Figure 6. CSF1/CSF1R signaling blockade elevates PDL1 expression in tumor cells

A–B) qRT-PCR analysis of KI tumors following 8-day treatment with vehicle, CSF1Ri or αCSF1. C) PDL1 and PDL2 expression in denoted tumor-infiltrating myeloid cells from orthotopic KI tumors treated with vehicle or CSF1Ri. Representative FACS plots and MFI are depicted. D) Mean percentage of PDL1⁺ and PDL2⁺ TAMs and monocytes. E) Mean percentage of PDL1⁺ PDAC cells in orthotopic KI tumors from mice treated with vehicle, CSF1Ri, or αCSF1. PDAC cells were identified as CD45⁻ mCherry⁺. F–G) PD1 expression in tumor-infiltrating myeloid cells following vehicle or CSF1Ri treatment. Representative expression plots, MFI and positive cells percentage data are depicted. All graphs depict means values +/−SEM, n=3–7 mice/group. * denotes p<0.05 by unpaired t-test.
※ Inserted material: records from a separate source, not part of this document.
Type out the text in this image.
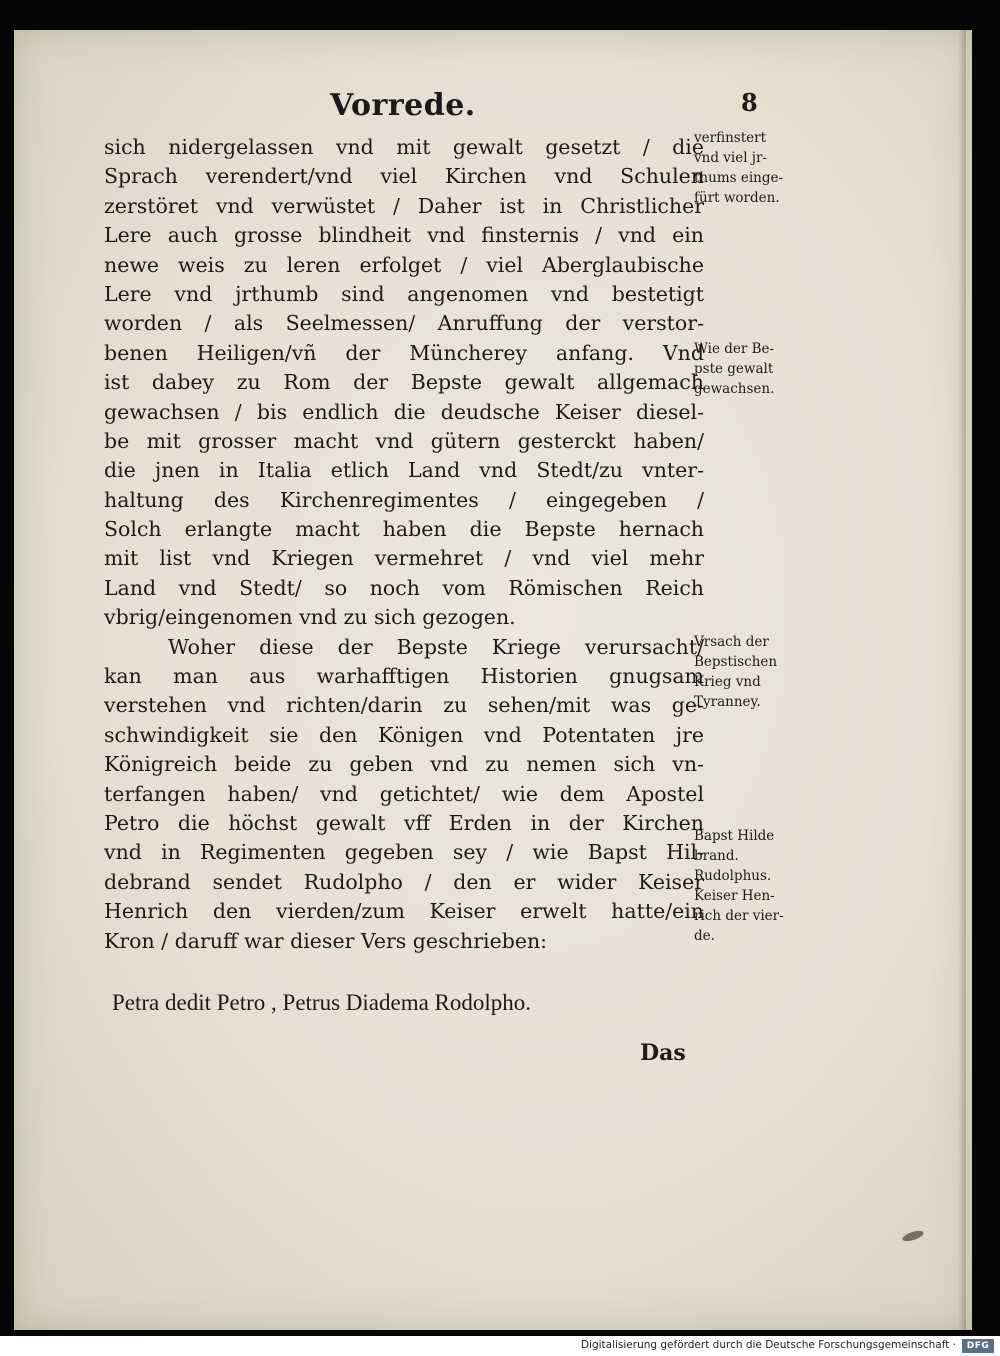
Vorrede.	8
sich nidergelassen vnd mit gewalt gesetzt / die
Sprach verendert/vnd viel Kirchen vnd Schulen
zerstöret vnd verwüstet / Daher ist in Christlicher
Lere auch grosse blindheit vnd finsternis / vnd ein
newe weis zu leren erfolget / viel Aberglaubische
Lere vnd jrthumb sind angenomen vnd bestetigt
worden / als Seelmessen/ Anruffung der verstor-
benen Heiligen/vñ der Müncherey anfang. Vnd
ist dabey zu Rom der Bepste gewalt allgemach
gewachsen / bis endlich die deudsche Keiser diesel-
be mit grosser macht vnd gütern gesterckt haben/
die jnen in Italia etlich Land vnd Stedt/zu vnter-
haltung des Kirchenregimentes / eingegeben /
Solch erlangte macht haben die Bepste hernach
mit list vnd Kriegen vermehret / vnd viel mehr
Land vnd Stedt/ so noch vom Römischen Reich
vbrig/eingenomen vnd zu sich gezogen.
Woher diese der Bepste Kriege verursacht/
kan man aus warhafftigen Historien gnugsam
verstehen vnd richten/darin zu sehen/mit was ge-
schwindigkeit sie den Königen vnd Potentaten jre
Königreich beide zu geben vnd zu nemen sich vn-
terfangen haben/ vnd getichtet/ wie dem Apostel
Petro die höchst gewalt vff Erden in der Kirchen
vnd in Regimenten gegeben sey / wie Bapst Hil-
debrand sendet Rudolpho / den er wider Keiser
Henrich den vierden/zum Keiser erwelt hatte/ein
Kron / daruff war dieser Vers geschrieben:
Petra dedit Petro , Petrus Diadema Rodolpho.
Das
verfinstert
vnd viel jr-
thums einge-
fürt worden.
Wie der Be-
pste gewalt
gewachsen.
Vrsach der
Bepstischen
Krieg vnd
Tyranney.
Bapst Hilde
brand.
Rudolphus.
Keiser Hen-
rich der vier-
de.
Digitalisierung gefördert durch die Deutsche Forschungsgemeinschaft ·	DFG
Figure 7. CSF1/CSF1R signaling blockade enhances T cell checkpoint immunotherapy

A–D) Mice bearing orthotopic KI or KC tumors were treated with vehicle, CSF1Ri, or αCSF1, +/− GEM +/− αPD1, and +/−αCTLA4. The tumor burden is displayed as mean tumor weight (n=10–15 mice/group), normalized to five mice sacrificed at the start of treatment (“Start”). E) Frequency of tumor-infiltrating CD3⁺CD8⁺CTLs, CD3⁺CD4⁺Foxp3⁻ T effectors, and Foxp3⁺ CD4⁺ T_Regs from mice in (D) is depicted as mean percentage of total live cells (n=6 mice/group). Mean effector (CTL + CD4⁺ effector) to T_Reg ratio is depicted. F) Flow cytometric analysis of tumor-infiltrating CD11b⁺Ly6C/G⁻F4/80⁺MHCII⁺ TAMs, CD11b⁺Ly6C⁺Ly6G⁻ Mo-MDSCs, and CD11b⁺ Ly6C⁺Ly6G⁺MHCII⁻ G-MDSCs from mice in (D) is depicted as mean percentage of total cells (n=6 mice/group). G) Mice bearing orthotopic KI tumors were treated with GEM, αPD1, αCTLA4, vehicle or αCSF1, +/− αCD4 and αCD8. The tumor burden is displayed as mean tumor weight (n=10–15 mice/group). All graphs depict mean values +/− SEM and * denotes p<0.05 by unpaired t-test and/or Mann-Whitney U-test.